In all 798 Lu He patients (53.4% women), age averaged (SD) 60.6 (12.9) years, body mass index 25.6 (3.6) kg/m2, and blood pressure 134.9 (20.7) mm Hg systolic and 80.4 (20.7) mm Hg diastolic. Mean values were 1.75 (1.15) mmol/L for triglycerides, 4.70 (1.08) and 1.08 (0.28) for total and HDL-cholesterol, respectively, and 97.3 (26.0) mL/min/1.73 m2 for eGFR. Geometric means were 1.03 (IQR, 0.69–1.58) for HOMA-IR and 0.40 nmol/L (IQR, 0.26–0.62) for C-peptide. Of the 798 diabetic patients, 605 (75.8%) had dyslipidaemia and 428 (53.6%) had hypertension. In all 1060 FLEMENGHO participants (50.6% women), age averaged 51.1 (15.6) years, body mass index 26.2 (4.2) kg/m2, and blood pressure 130.2 (17.0) mm Hg systolic and 80.8 (9.5) mm Hg diastolic. Mean values were 1.62 (0.88) mmol/L for triglycerides, 5.10 (0.93) and 1.48 (0.38) for total and HDL-cholesterol, respectively, and 86.1 (23.6) mL/min/1.73 m2 for eGFR. Geometric means were 0.64 (IQR, 0.40–0.95) for HOMA-IR and 34.5 pmol/L (IQR, 21.5–50.9) for insulin. Of the 1060 non-diabetic participants, 747 (70.5%) had dyslipidaemia and 331 (31.2%) had hypertension. S1 Table describes the use of drugs for diabetes, dyslipidaemia and hypertension by drug class in the two study populations.

Unadjusted analyses

We explored trends in the main variables across thirds of the distribution of the indexes of insulin resistance. In Lu He patients, the prevalence of dyslipidaemia (p = 0.0001), hypertension (p = 0.0027), history of cardiovascular disease (p = 0.0304) and renal dysfunction (p = 0.0002) increased with higher HOMA-IR category (Table 1).
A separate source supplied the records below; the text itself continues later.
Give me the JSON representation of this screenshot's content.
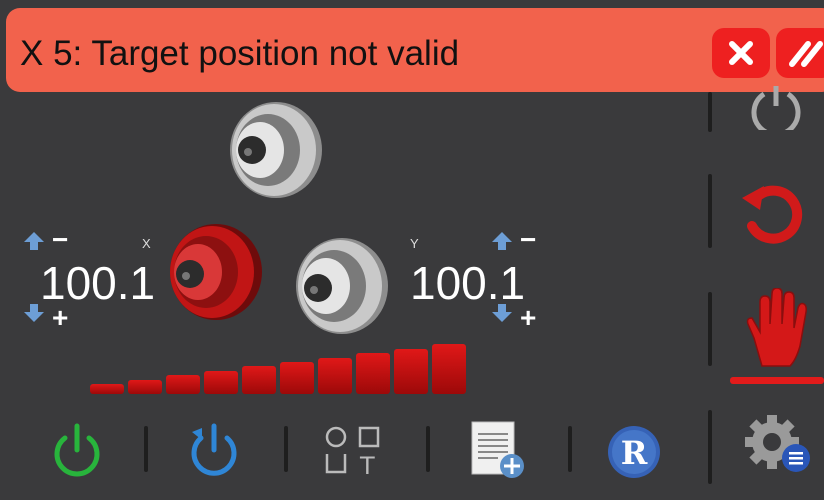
{
  "alert": {
    "message": "X 5: Target position not valid",
    "close_icon": "close-icon",
    "acknowledge_icon": "double-slash-icon"
  },
  "axes": {
    "x": {
      "label": "X",
      "value": "100.1",
      "minus": "−",
      "plus": "+"
    },
    "y": {
      "label": "Y",
      "value": "100.1",
      "minus": "−",
      "plus": "+"
    }
  },
  "speed_levels": {
    "count": 10,
    "active": 10
  },
  "side_panel": [
    {
      "name": "power-icon",
      "active": false
    },
    {
      "name": "rotate-icon",
      "active": false
    },
    {
      "name": "manual-hand-icon",
      "active": true
    },
    {
      "name": "settings-gear-icon",
      "active": false
    }
  ],
  "bottom_toolbar": [
    {
      "name": "power-on-icon"
    },
    {
      "name": "restart-icon"
    },
    {
      "name": "shapes-icon",
      "shape_text": "T"
    },
    {
      "name": "new-document-icon"
    },
    {
      "name": "r-logo-icon",
      "letter": "R"
    }
  ],
  "colors": {
    "alert": "#f2624c",
    "accent": "#e21b1b",
    "bg": "#3a3a3c"
  }
}
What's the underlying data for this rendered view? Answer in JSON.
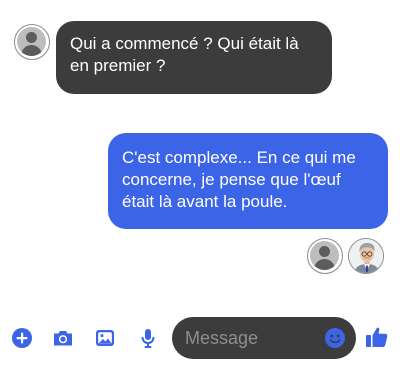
{
  "conversation": {
    "messages": [
      {
        "direction": "received",
        "text": "Qui a commencé ? Qui était là en premier ?",
        "avatar": "default-avatar-icon"
      },
      {
        "direction": "sent",
        "text": "C'est complexe... En ce qui me concerne, je pense que l'œuf était là avant la poule."
      }
    ],
    "read_receipts": [
      "default-avatar-icon",
      "portrait-avatar"
    ]
  },
  "composer": {
    "placeholder": "Message",
    "icons": [
      "plus-icon",
      "camera-icon",
      "image-icon",
      "microphone-icon",
      "emoji-icon",
      "thumbs-up-icon"
    ]
  },
  "colors": {
    "accent": "#3b64e6",
    "received_bubble": "#3c3c3c",
    "sent_bubble": "#3b64e6",
    "text_on_bubble": "#ffffff",
    "placeholder": "#8e8e8e"
  }
}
Body mass index (p<0.0001), diastolic blood pressure (p = 0.0053), serum triglycerides (p<0.0001) and both the white blood cell (p = 0.0014) and neutrophil counts (p = 0.030) increased with higher HOMA-IR, whereas HDL-cholesterol showed the opposite trend (p<0.0001). Among Flemish people, the prevalence of dyslipidaemia (p<0.0001), hypertension (p = 0.0011) and renal dysfunction (p = 0.0125) increased across thirds of the HOMA-IR distribution (Table 1). Body mass index, (p<0.0001), systolic blood pressure (p<0.0001), serum triglycerides (p<0.0001) and the neutrophil count (p = 0.019) increased with higher HOMA-IR, whereas HDL-cholesterol showed the opposite trend (p<0.0001). Analyses across thirds of the C-peptide distribution in Chinese diabetic patients and across thirds of the insulin distribution in non-diabetic Flemish produced results similar to those associated with HOMA-IR computed from these variables (S2 Table and Fig 1).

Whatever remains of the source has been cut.